Monads are one tool, among many, to help organise this. But monads aren’t actually the solution to the problem. The solution is to think about state transformations instead of state.

This also works with I/O. In effect what happens is this: instead of getting input from the user with some direct equivalent of scanf, and storing it somewhere, you instead write a function to say what you’d do with the result of scanf if you had it, and then pass that function to the I/O API. That’s exactly what >>= does when you use the IO monad in Haskell. So you never need to store the result of any I/O anywhere – you just need to write code that says how you’d like to transform it.

I’m breaking off a comment reply to a new answer, to give more space:

I wrote:

As far as I can tell, this IO story (World -> (a,World)) is a myth when applied to Haskell, as that model explains only purely sequential computation, while Haskell’s IO type includes concurrency. By “purely sequential”, I mean that not even the world (universe) is allowed to change between the start and end of an imperative computation, other than due to that computation. For instance, while your computer is chugging away, your brain etc cannot. Concurrency can be handled by something more like World -> PowerSet [(a,World)], which allows for nondeterminism and interleaving.

Norman wrote:

@Conal: I think the IO story generalizes pretty nicely to nondeterminism and interleaving; if I remember right, there’s a pretty good explanation in the “Awkward Squad” paper. But I don’t know of a good paper that explains true parallelism clearly.

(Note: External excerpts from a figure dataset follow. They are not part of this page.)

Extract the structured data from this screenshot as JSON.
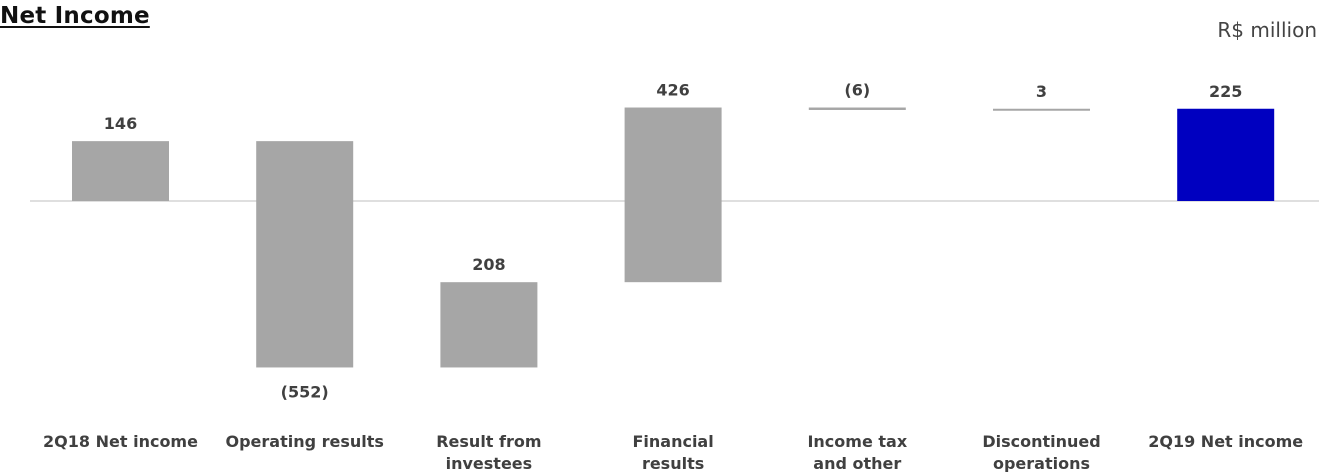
{
  "title": "Net Income",
  "unit": "R$ million",
  "colors": {
    "step": "#a6a6a6",
    "total": "#0000c0",
    "axis": "#bfbfbf",
    "text": "#404040"
  },
  "chart_data": {
    "type": "bar",
    "subtype": "waterfall",
    "title": "Net Income",
    "unit": "R$ million",
    "categories": [
      [
        "2Q18 Net income"
      ],
      [
        "Operating results"
      ],
      [
        "Result from",
        "investees"
      ],
      [
        "Financial",
        "results"
      ],
      [
        "Income tax",
        "and other"
      ],
      [
        "Discontinued",
        "operations"
      ],
      [
        "2Q19 Net income"
      ]
    ],
    "values": [
      146,
      -552,
      208,
      426,
      -6,
      3,
      225
    ],
    "value_labels": [
      "146",
      "(552)",
      "208",
      "426",
      "(6)",
      "3",
      "225"
    ],
    "kinds": [
      "total",
      "delta",
      "delta",
      "delta",
      "delta",
      "delta",
      "total"
    ],
    "grid": false,
    "legend": "none"
  }
}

@Norman: Generalizes in what sense? I’m suggesting that the denotational model/explanation usually given, World -> (a,World), doesn’t match Haskell IO because it doesn’t account for nondeterminism and concurrency. There might be a more complex model that does fit, such as World -> PowerSet [(a,World)], but I don’t know whether such a model has been worked out and shown adequate & consistent. I personally doubt such a beast can be found, given that IO is populated by thousands of FFI-imported imperative API calls. And as such, IO is fulfilling its purpose:

Open problem: the IO monad has become Haskell’s sin- bin. (Whenever we don’t understand something, we toss it in the IO monad.)

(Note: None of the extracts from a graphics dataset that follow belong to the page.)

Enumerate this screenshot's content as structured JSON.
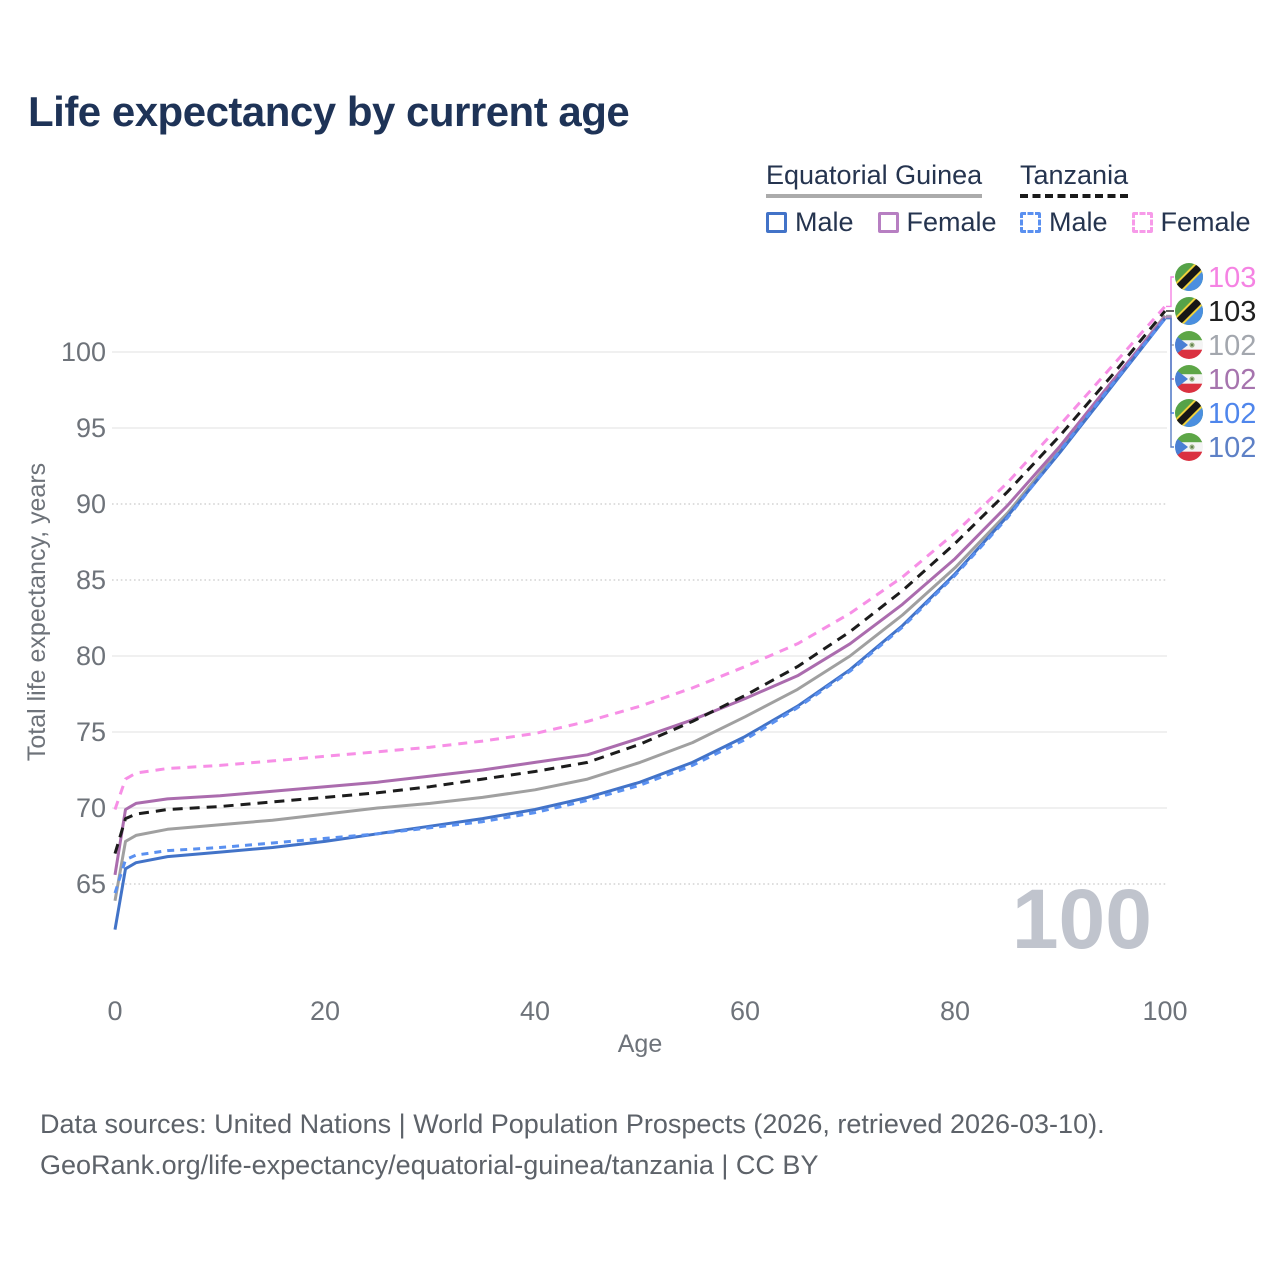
{
  "title": "Life expectancy by current age",
  "legend": {
    "groups": [
      {
        "label": "Equatorial Guinea",
        "line_style": "solid",
        "underline_color": "#ababab",
        "items": [
          {
            "label": "Male",
            "color": "#4273c8",
            "dashed": false
          },
          {
            "label": "Female",
            "color": "#b77fc2",
            "dashed": false
          }
        ]
      },
      {
        "label": "Tanzania",
        "line_style": "dashed",
        "underline_color": "#1a1a1a",
        "items": [
          {
            "label": "Male",
            "color": "#5a90f0",
            "dashed": true
          },
          {
            "label": "Female",
            "color": "#f79ae9",
            "dashed": true
          }
        ]
      }
    ]
  },
  "chart_data": {
    "type": "line",
    "title": "Life expectancy by current age",
    "xlabel": "Age",
    "ylabel": "Total life expectancy, years",
    "x_ticks": [
      0,
      20,
      40,
      60,
      80,
      100
    ],
    "y_ticks": [
      65,
      70,
      75,
      80,
      85,
      90,
      95,
      100
    ],
    "dotted_gridlines": [
      65,
      85,
      90
    ],
    "xlim": [
      0,
      100
    ],
    "ylim": [
      61,
      104
    ],
    "grid": "horizontal",
    "legend_position": "top-right",
    "watermark": "100",
    "x": [
      0,
      1,
      2,
      5,
      10,
      15,
      20,
      25,
      30,
      35,
      40,
      45,
      50,
      55,
      60,
      65,
      70,
      75,
      80,
      85,
      90,
      95,
      100
    ],
    "series": [
      {
        "id": "eg-total",
        "name": "Equatorial Guinea Total",
        "country": "Equatorial Guinea",
        "sex": "Total",
        "color": "#a0a0a0",
        "dash": null,
        "values": [
          63.9,
          67.8,
          68.2,
          68.6,
          68.9,
          69.2,
          69.6,
          70.0,
          70.3,
          70.7,
          71.2,
          71.9,
          73.0,
          74.3,
          76.0,
          77.8,
          80.0,
          82.7,
          85.8,
          89.4,
          93.6,
          98.0,
          102.4
        ]
      },
      {
        "id": "eg-female",
        "name": "Equatorial Guinea Female",
        "country": "Equatorial Guinea",
        "sex": "Female",
        "color": "#ab6cae",
        "dash": null,
        "values": [
          65.6,
          69.9,
          70.3,
          70.6,
          70.8,
          71.1,
          71.4,
          71.7,
          72.1,
          72.5,
          73.0,
          73.5,
          74.6,
          75.8,
          77.2,
          78.7,
          80.8,
          83.4,
          86.4,
          89.9,
          93.8,
          98.1,
          102.3
        ]
      },
      {
        "id": "eg-male",
        "name": "Equatorial Guinea Male",
        "country": "Equatorial Guinea",
        "sex": "Male",
        "color": "#4273c8",
        "dash": null,
        "values": [
          62.0,
          66.0,
          66.4,
          66.8,
          67.1,
          67.4,
          67.8,
          68.3,
          68.8,
          69.3,
          69.9,
          70.7,
          71.7,
          73.0,
          74.7,
          76.7,
          79.1,
          82.0,
          85.4,
          89.2,
          93.4,
          97.8,
          102.2
        ]
      },
      {
        "id": "tz-total",
        "name": "Tanzania Total",
        "country": "Tanzania",
        "sex": "Total",
        "color": "#1c1c1c",
        "dash": "10 7",
        "values": [
          67.0,
          69.3,
          69.6,
          69.9,
          70.1,
          70.4,
          70.7,
          71.0,
          71.4,
          71.9,
          72.4,
          73.0,
          74.2,
          75.7,
          77.4,
          79.3,
          81.6,
          84.3,
          87.4,
          90.8,
          94.5,
          98.5,
          102.7
        ]
      },
      {
        "id": "tz-male",
        "name": "Tanzania Male",
        "country": "Tanzania",
        "sex": "Male",
        "color": "#5a90f0",
        "dash": "7 6",
        "values": [
          64.4,
          66.6,
          66.9,
          67.2,
          67.4,
          67.7,
          68.0,
          68.3,
          68.7,
          69.1,
          69.7,
          70.5,
          71.5,
          72.8,
          74.5,
          76.6,
          79.0,
          81.9,
          85.3,
          89.1,
          93.5,
          97.9,
          102.2
        ]
      },
      {
        "id": "tz-female",
        "name": "Tanzania Female",
        "country": "Tanzania",
        "sex": "Female",
        "color": "#f78fe6",
        "dash": "9 7",
        "values": [
          69.9,
          71.9,
          72.3,
          72.6,
          72.8,
          73.1,
          73.4,
          73.7,
          74.0,
          74.4,
          74.9,
          75.7,
          76.7,
          77.9,
          79.3,
          80.8,
          82.8,
          85.2,
          88.1,
          91.4,
          95.2,
          99.1,
          103.0
        ]
      }
    ],
    "end_labels": [
      {
        "series_id": "tz-female",
        "value": "103",
        "color": "#f583e3",
        "flag": "tz"
      },
      {
        "series_id": "tz-total",
        "value": "103",
        "color": "#1f1f1f",
        "flag": "tz"
      },
      {
        "series_id": "eg-total",
        "value": "102",
        "color": "#a3a7ae",
        "flag": "eg"
      },
      {
        "series_id": "eg-female",
        "value": "102",
        "color": "#a674ae",
        "flag": "eg"
      },
      {
        "series_id": "tz-male",
        "value": "102",
        "color": "#4f86ec",
        "flag": "tz"
      },
      {
        "series_id": "eg-male",
        "value": "102",
        "color": "#5d80c6",
        "flag": "eg"
      }
    ]
  },
  "footer": {
    "line1": "Data sources: United Nations | World Population Prospects (2026, retrieved 2026-03-10).",
    "line2": "GeoRank.org/life-expectancy/equatorial-guinea/tanzania | CC BY"
  }
}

(From Simon PJ’s POPL talk Wearing the hair shirt Wearing the hair shirt: a retrospective on Haskell.)

In Section 3.1 of Tackling the Awkward Squad, Simon points what doesn’t work about type IO a = World -> (a, World), including “The approach does not scale well when we add concurrency”. He then suggests a possible alternative model, and then abandons the attempt at denotational explanations, saying

However we will instead adopt an operational semantics, based on standard approaches to the semantics of process calculi.

This failure to find a precise & useful denotational model is at the root of why I see Haskell IO as a departure from the spirit and the deep benefits of what we call “functional programming”, or what Peter Landin more specifically named “denotative programming”. See comments here.